Over the next few chapters, Annie reads the book, “Remembering Mrs. Rossi,” which is included in the back of the text. The “book” that the students created is a multi-genre collection of memories of time spent with Mrs. Rossi. Annie is touched by their memories and comes to the realization that students her own age wrote a book! With encouragement from her teacher, Miss Meadows, who tells Annie that she likes how Annie turns her spelling homework into “catchy little stories,” Annie starts to think about being a writer. Miss Meadows suggests to Annie that she could write a short book about something she really knows—like someone or a whole family she knows. With this encouragement from Miss Meadows, Annie decides to write about something she knows well: her family.

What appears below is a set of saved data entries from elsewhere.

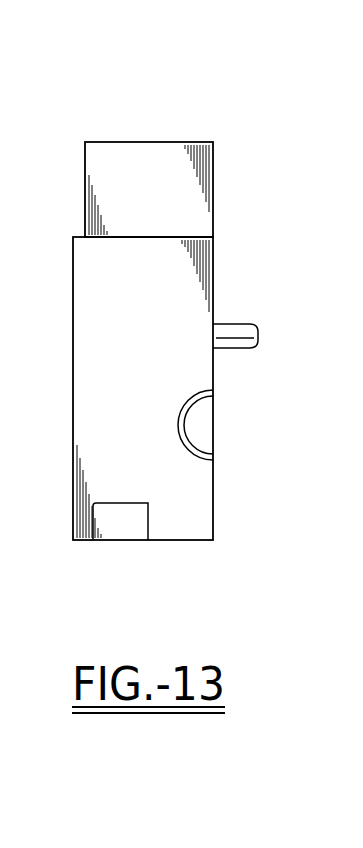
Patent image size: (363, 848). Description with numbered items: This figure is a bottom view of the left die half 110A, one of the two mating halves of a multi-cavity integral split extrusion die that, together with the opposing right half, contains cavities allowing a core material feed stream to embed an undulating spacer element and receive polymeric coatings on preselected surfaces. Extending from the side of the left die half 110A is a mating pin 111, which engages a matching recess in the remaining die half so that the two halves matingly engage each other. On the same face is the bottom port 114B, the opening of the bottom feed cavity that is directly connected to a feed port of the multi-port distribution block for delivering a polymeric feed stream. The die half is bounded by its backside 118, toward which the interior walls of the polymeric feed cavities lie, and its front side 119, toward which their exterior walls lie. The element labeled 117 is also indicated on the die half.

The left die half 110A is at (142, 130).
The backside 118 is at (200, 142).
The mating pins 111 is at (230, 323).
The bottom port 114B is at (214, 438).
The housing body 117 is at (214, 505).
The front side 119 is at (163, 541).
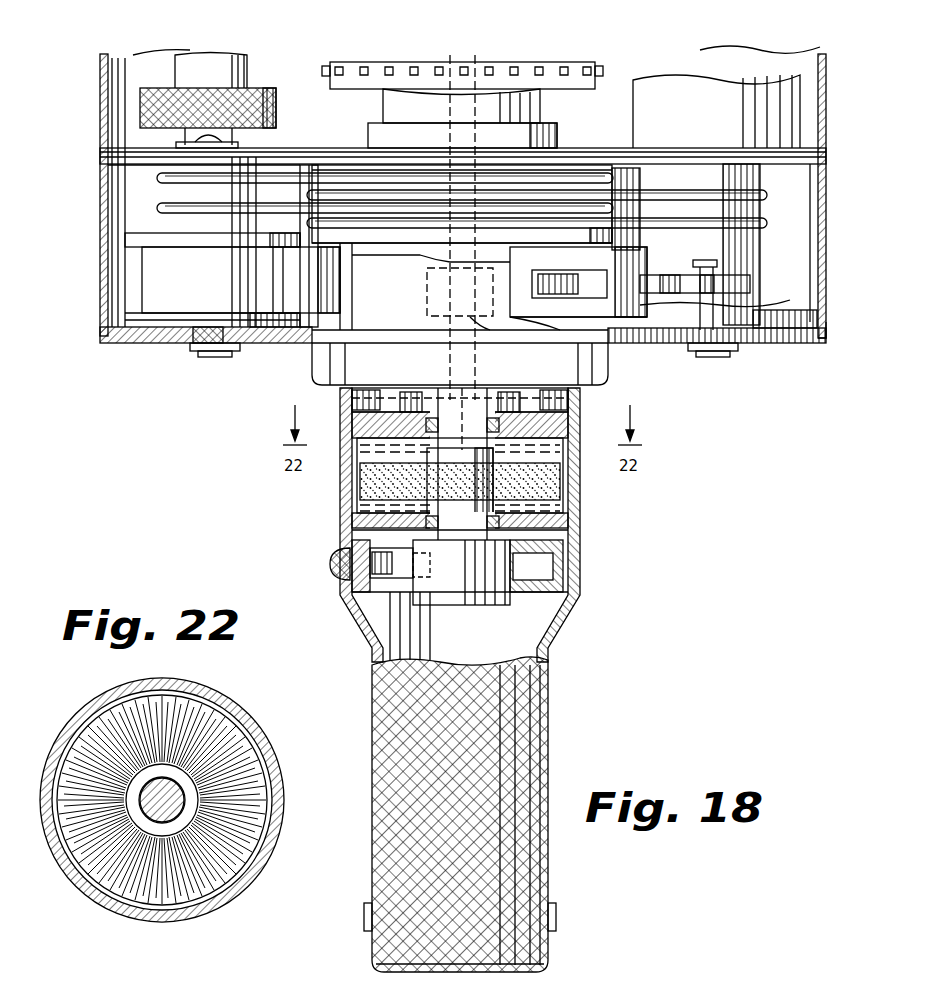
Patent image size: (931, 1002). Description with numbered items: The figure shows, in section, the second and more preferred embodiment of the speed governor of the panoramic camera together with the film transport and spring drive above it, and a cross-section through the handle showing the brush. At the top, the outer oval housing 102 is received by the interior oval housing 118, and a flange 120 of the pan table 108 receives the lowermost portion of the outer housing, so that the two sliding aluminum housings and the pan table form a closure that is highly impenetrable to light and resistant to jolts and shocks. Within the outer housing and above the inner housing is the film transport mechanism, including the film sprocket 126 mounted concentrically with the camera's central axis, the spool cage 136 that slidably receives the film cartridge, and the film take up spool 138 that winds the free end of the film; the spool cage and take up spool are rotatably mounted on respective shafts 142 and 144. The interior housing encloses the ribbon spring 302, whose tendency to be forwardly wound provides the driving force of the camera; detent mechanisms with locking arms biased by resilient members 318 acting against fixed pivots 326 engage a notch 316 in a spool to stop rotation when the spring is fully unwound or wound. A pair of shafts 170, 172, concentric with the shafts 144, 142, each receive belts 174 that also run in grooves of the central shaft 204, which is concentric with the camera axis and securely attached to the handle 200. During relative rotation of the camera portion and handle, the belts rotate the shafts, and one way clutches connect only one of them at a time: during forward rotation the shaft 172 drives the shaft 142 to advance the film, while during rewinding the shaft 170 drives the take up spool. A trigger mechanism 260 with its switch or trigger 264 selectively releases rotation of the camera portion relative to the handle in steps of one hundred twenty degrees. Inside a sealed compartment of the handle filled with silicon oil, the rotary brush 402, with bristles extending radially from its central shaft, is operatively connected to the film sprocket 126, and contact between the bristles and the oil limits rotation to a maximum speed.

In FIG. 18, the outer oval housing 102 is at (826, 249).
In FIG. 18, the pan table 108 is at (790, 347).
In FIG. 18, the interior oval housing 118 is at (826, 283).
In FIG. 18, the flange 120 is at (826, 323).
In FIG. 18, the film sprocket 126 is at (547, 66).
In FIG. 18, the spool cage 136 is at (788, 112).
In FIG. 18, the film take up spool 138 is at (158, 100).
In FIG. 18, the shaft 142 is at (712, 358).
In FIG. 18, the shaft 144 is at (205, 338).
In FIG. 18, the shaft 170 is at (173, 223).
In FIG. 18, the shaft 172 is at (748, 248).
In FIG. 18, the belts 174 is at (170, 204).
In FIG. 18, the handle 200 is at (562, 642).
In FIG. 22, the handle 200 is at (278, 758).
In FIG. 18, the central shaft 204 is at (355, 240).
In FIG. 18, the trigger mechanism 260 is at (572, 569).
In FIG. 18, the switch or trigger 264 is at (338, 562).
In FIG. 18, the ribbon spring 302 is at (160, 298).
In FIG. 18, the notch 316 is at (622, 305).
In FIG. 18, the resilient member 318 is at (588, 282).
In FIG. 18, the fixed pivot 326 is at (707, 305).
In FIG. 18, the rotary brush 402 is at (572, 487).
In FIG. 22, the rotary brush 402 is at (100, 903).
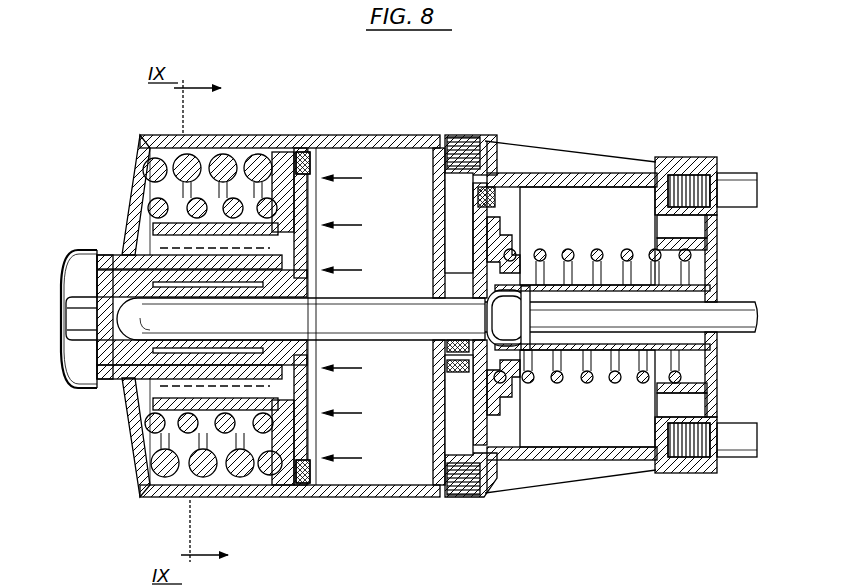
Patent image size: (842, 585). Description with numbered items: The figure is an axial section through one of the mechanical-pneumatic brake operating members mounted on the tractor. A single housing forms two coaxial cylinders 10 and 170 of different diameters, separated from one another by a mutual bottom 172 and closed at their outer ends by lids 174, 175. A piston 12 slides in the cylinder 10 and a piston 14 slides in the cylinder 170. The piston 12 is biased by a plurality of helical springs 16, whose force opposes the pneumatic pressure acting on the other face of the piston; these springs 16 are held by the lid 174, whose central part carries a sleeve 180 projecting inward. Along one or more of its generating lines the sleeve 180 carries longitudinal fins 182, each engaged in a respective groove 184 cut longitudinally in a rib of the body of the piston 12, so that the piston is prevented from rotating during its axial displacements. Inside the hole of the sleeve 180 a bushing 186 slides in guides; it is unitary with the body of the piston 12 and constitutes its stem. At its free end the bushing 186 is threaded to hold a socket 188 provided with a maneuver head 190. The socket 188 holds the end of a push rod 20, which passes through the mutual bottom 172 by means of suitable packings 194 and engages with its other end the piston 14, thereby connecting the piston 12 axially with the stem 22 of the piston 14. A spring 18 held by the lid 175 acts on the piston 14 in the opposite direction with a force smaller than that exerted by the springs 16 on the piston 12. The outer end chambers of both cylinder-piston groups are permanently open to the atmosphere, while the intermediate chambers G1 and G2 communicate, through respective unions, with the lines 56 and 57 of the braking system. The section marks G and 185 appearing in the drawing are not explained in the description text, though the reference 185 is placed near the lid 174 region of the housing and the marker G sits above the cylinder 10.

The cylinder 10 is at (372, 135).
The piston 12 is at (284, 474).
The piston 14 is at (518, 462).
The helical springs 16 is at (247, 472).
The spring 18 is at (615, 383).
The push rod 20 is at (368, 307).
The stem 22 is at (724, 310).
The line 56 is at (473, 492).
The line 57 is at (468, 146).
The cylinder 170 is at (568, 462).
The mutual bottom 172 is at (448, 432).
The lid 174 is at (143, 495).
The lid 175 is at (706, 392).
The sleeve 180 is at (175, 412).
The longitudinal fins 182 is at (300, 391).
The groove 184 is at (160, 247).
The wall 185 is at (150, 433).
The bushing 186 is at (130, 270).
The socket 188 is at (99, 382).
The maneuver head 190 is at (88, 340).
The packings 194 is at (432, 274).
The gap G is at (301, 131).
The intermediate chamber G1 is at (348, 474).
The intermediate chamber G2 is at (460, 207).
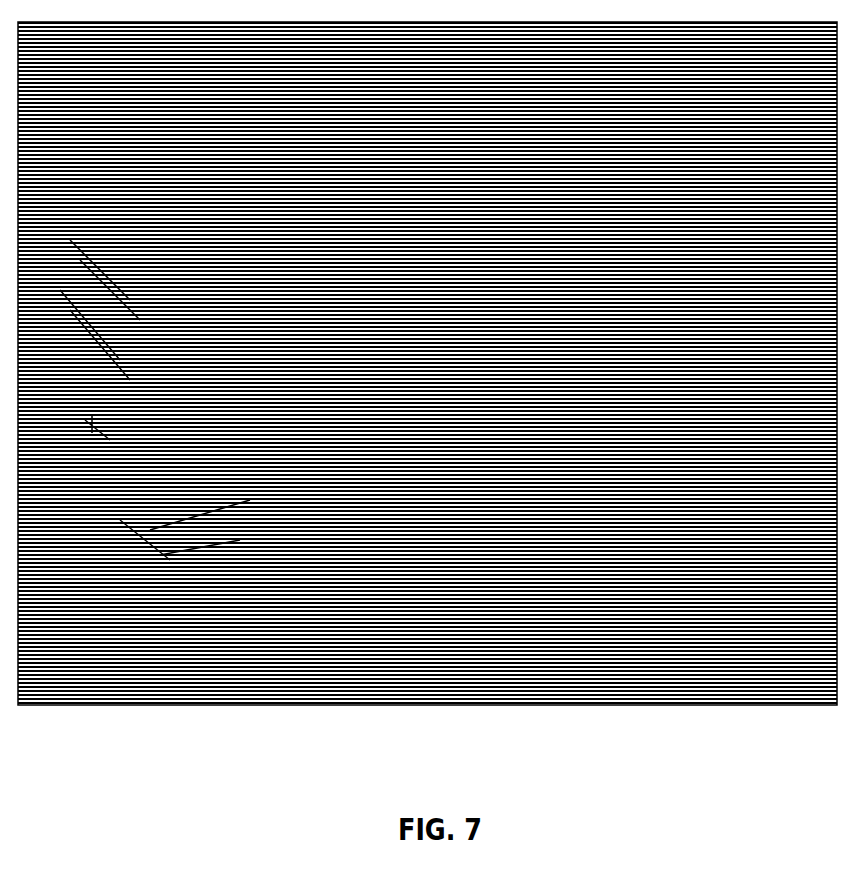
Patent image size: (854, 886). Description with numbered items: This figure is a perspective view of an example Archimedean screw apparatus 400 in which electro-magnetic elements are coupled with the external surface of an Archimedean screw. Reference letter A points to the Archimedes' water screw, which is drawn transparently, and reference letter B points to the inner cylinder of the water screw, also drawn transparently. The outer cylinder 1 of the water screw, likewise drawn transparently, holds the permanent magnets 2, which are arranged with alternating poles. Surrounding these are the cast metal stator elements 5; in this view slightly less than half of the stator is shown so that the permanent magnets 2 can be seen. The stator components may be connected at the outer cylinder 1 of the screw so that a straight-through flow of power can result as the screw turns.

The Archimedean screw apparatus 400 is at (232, 85).
The Archimedes' water screw A is at (100, 355).
The inner cylinder B is at (90, 350).
The outer cylinder 1 is at (92, 433).
The permanent magnets 2 is at (153, 550).
The cast metal stator elements 5 is at (237, 507).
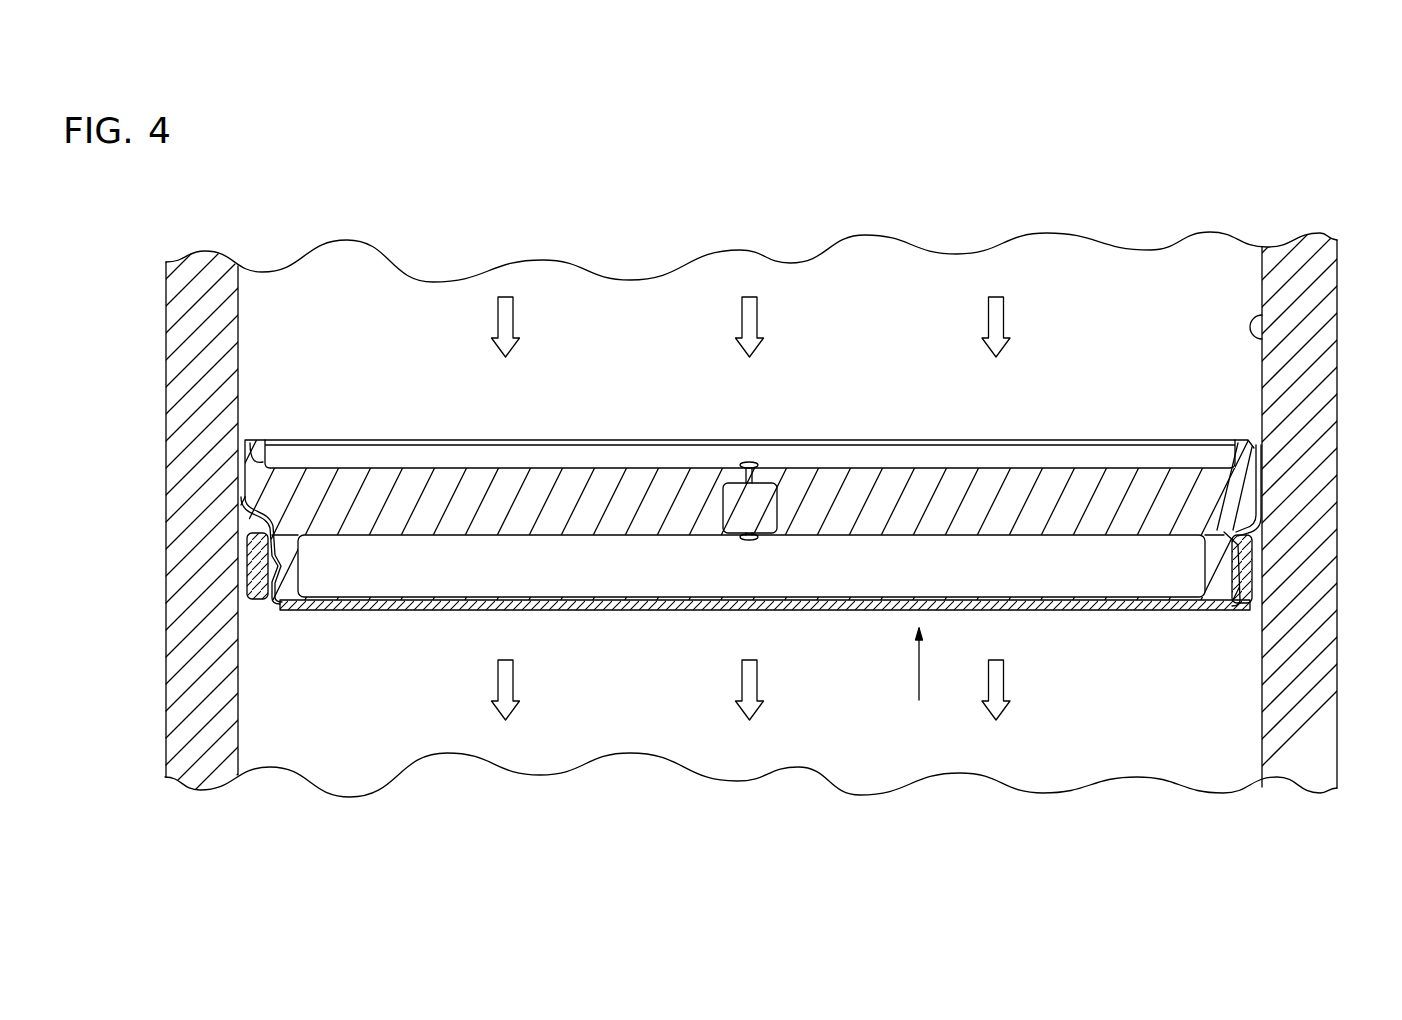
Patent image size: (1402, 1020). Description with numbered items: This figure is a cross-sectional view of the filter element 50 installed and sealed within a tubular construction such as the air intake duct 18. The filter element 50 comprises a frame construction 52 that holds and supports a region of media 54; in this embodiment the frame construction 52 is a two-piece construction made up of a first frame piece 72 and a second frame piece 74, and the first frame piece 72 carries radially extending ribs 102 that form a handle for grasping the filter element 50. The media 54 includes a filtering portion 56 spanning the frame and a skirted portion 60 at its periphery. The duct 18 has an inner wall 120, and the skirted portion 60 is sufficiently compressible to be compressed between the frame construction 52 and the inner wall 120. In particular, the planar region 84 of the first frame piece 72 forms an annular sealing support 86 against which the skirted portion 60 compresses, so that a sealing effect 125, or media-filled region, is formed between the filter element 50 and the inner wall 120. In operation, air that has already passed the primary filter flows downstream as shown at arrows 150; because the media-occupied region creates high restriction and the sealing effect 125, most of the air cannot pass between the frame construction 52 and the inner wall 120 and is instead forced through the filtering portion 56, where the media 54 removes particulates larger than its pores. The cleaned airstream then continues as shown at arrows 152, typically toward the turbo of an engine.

The duct 18 is at (166, 381).
The filter element 50 is at (466, 380).
The frame construction 52 is at (414, 438).
The media 54 is at (918, 675).
The filtering portion 56 is at (643, 612).
The skirted portion 60 is at (240, 497).
The first frame piece 72 is at (1245, 440).
The second frame piece 74 is at (1246, 607).
The planar region 84 is at (258, 445).
The annular sealing support 86 is at (242, 505).
The ribs 102 is at (995, 468).
The inner wall 120 is at (1262, 338).
The sealing effect 125 is at (1268, 488).
The arrows 150 is at (513, 314).
The arrows 152 is at (513, 680).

Many of the elements in this book had something to do with Hest’s own life (please see corresponding interview in this issue for more on award-winning author, Amy Hest). Because of this, Remembering Mrs. Rossi is particularly effective for talking to your students about living a writerly life: How do writers get ideas? How do writers incorporate them into our stories? How do writers include setting? How do writers portray realistic dialogue? Remembering Mrs. Rossi is a highly teachable text. You may wish to use it to illustrate writing to remember, writing as gift, writing about difficult times, and/or exploration of different genres.
Hest confirms that she often includes characters in her stories who are writers because she is a writer. As a teacher in a writing workshop, you could use this text for launching a discussion on different motivating factors in writing, such as decisions about general topics to decisions about what details to include. Using this book could lead you to asking your students to consider questions such as these: What events have happened in your life that would make good stories? What people do you know that would be good to write about? How can you make a personal connection to your own writing?
Share the interview with Amy Hest (in this newsletter issue) with your students before, after, or during the time when you read one of her books together; share her stories of process and writing and ice cream. Your students will enjoy learning about how a famous author works!
Look for Remembering Mrs. Rossi coming to a bookstore near you in February 2007.